Blüm, der katholische CDU-Sozialminister der Ära Kohl, flog wieder zurück nach Deutschland, und sein Name gibt der griechischen Regierung immer noch Rätsel auf. „Wir waren sehr erstaunt: Was ist das?“, fragt sich Kyritsis, der Sprecher des erst jüngst gebildeten Flüchtlings-Krisenstabs in Athen. Mit „Kommando Norbert Blüm“ war das Flugblatt gezeichnet, das am Montag mehr als 1000 Flüchtlinge in Idomeni auf gefährliche Weise in die Irre geführt hatte. Die griechische Polizei ermittelt nun. Deutsche Aktivisten gelten als mögliche Anstifter.

„Kriminell“ nennt Griechenlands Regierungschef Alexis Tsipras die offensichtlich geplante Aktion, als er am Dienstag vor die Presse tritt. Die Flüchtlinge, die seit Wochen in Kälte und im Schlamm am Grenzübergang Idomeni ausharren, ruft er auf, in andere Lager umzusiedeln. Manche folgen dem Aufruf nun. Die Zahl der Menschen in Idomeni soll von 12 000 auf knapp über 10 000 gesunken sein.

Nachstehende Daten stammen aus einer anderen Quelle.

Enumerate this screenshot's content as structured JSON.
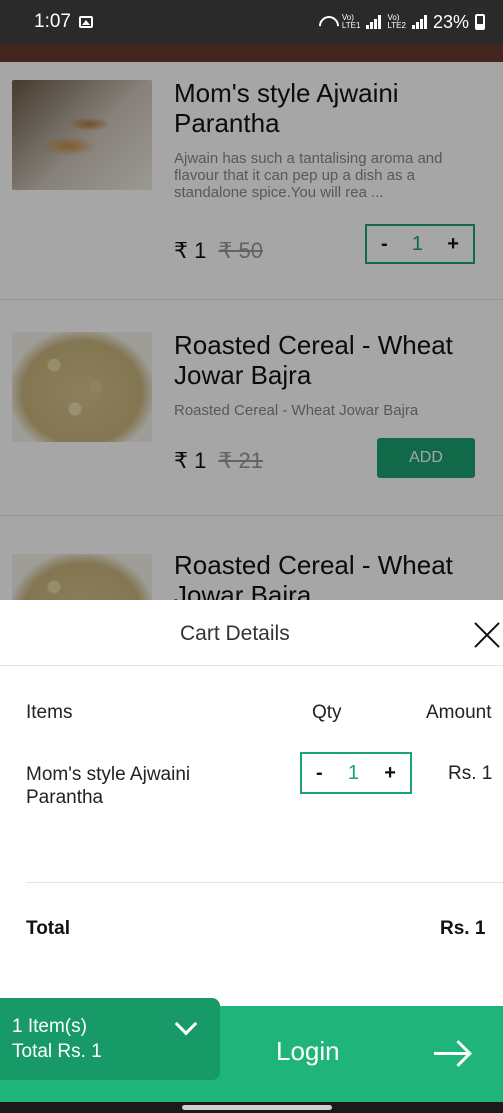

Die bizarre Episode mit dem „Kommando Norbert Blüm“

„Wir glauben nicht, dass die Balkanroute wieder öffnet“, räumt der Ministerpräsident erstmals ein. Alle Hoffnung auf eine Lösung der Flüchtlingskrise ruht nun auf dem EU-Gipfel am Donnerstag und Freitag diese Woche und auf dem Abkommen mit der Türkei, das dort jetzt endgültig geschlossen werden soll.

Die bizarre Episode mit dem „Kommando Norbert Blüm“ hat die Dramatik an der geschlossenen Grenze noch erhöht: die Verzweiflung der Flüchtlinge aus Syrien, Afghanistan und dem Irak, die zu spät kamen für den Exodus in den reichen Norden, aber nun ihr Scheitern nicht akzeptieren; der mit Stacheldraht bewehrte, neue Eiserne Vorhang zwischen dem Menschenfreund-Europa hier und dem Egoisten-Europa dort. „Europa, schäm dich!“, hatte der 80-jährige Blüm am Sonntag im Zeltlager von Idomeni ausgerufen. Mit der „Kommandoaktion“ habe er nichts zu tun, erklärte er am Dienstag.

Hat Mazedonien gegen internationales Recht verstoßen?

Neuen Streit zwischen Griechenland und Mazedonien gibt es noch dazu. Mazedonische Grenzbeamte sollen mit Gewalt mehrere hundert Menschen wieder über die Grenze zurückgedrängt haben, berichteten Flüchtlinge. Skopje meldete wiederum bereits die Rücküberstellung von 700 Flüchtlingen – was die griechische Seite nicht bestätigte; Athen wartete auf eine offizielle Bitte zur Rücknahme. Aber wenn es stimmt, dass Mazedonien Hunderte Asylsuchende einfach über die „grüne Grenze“, abseits der regulären Grenzübergänge, nach Griechenland zurückgeschoben hat, dann hat es gegen internationales Recht verstoßen.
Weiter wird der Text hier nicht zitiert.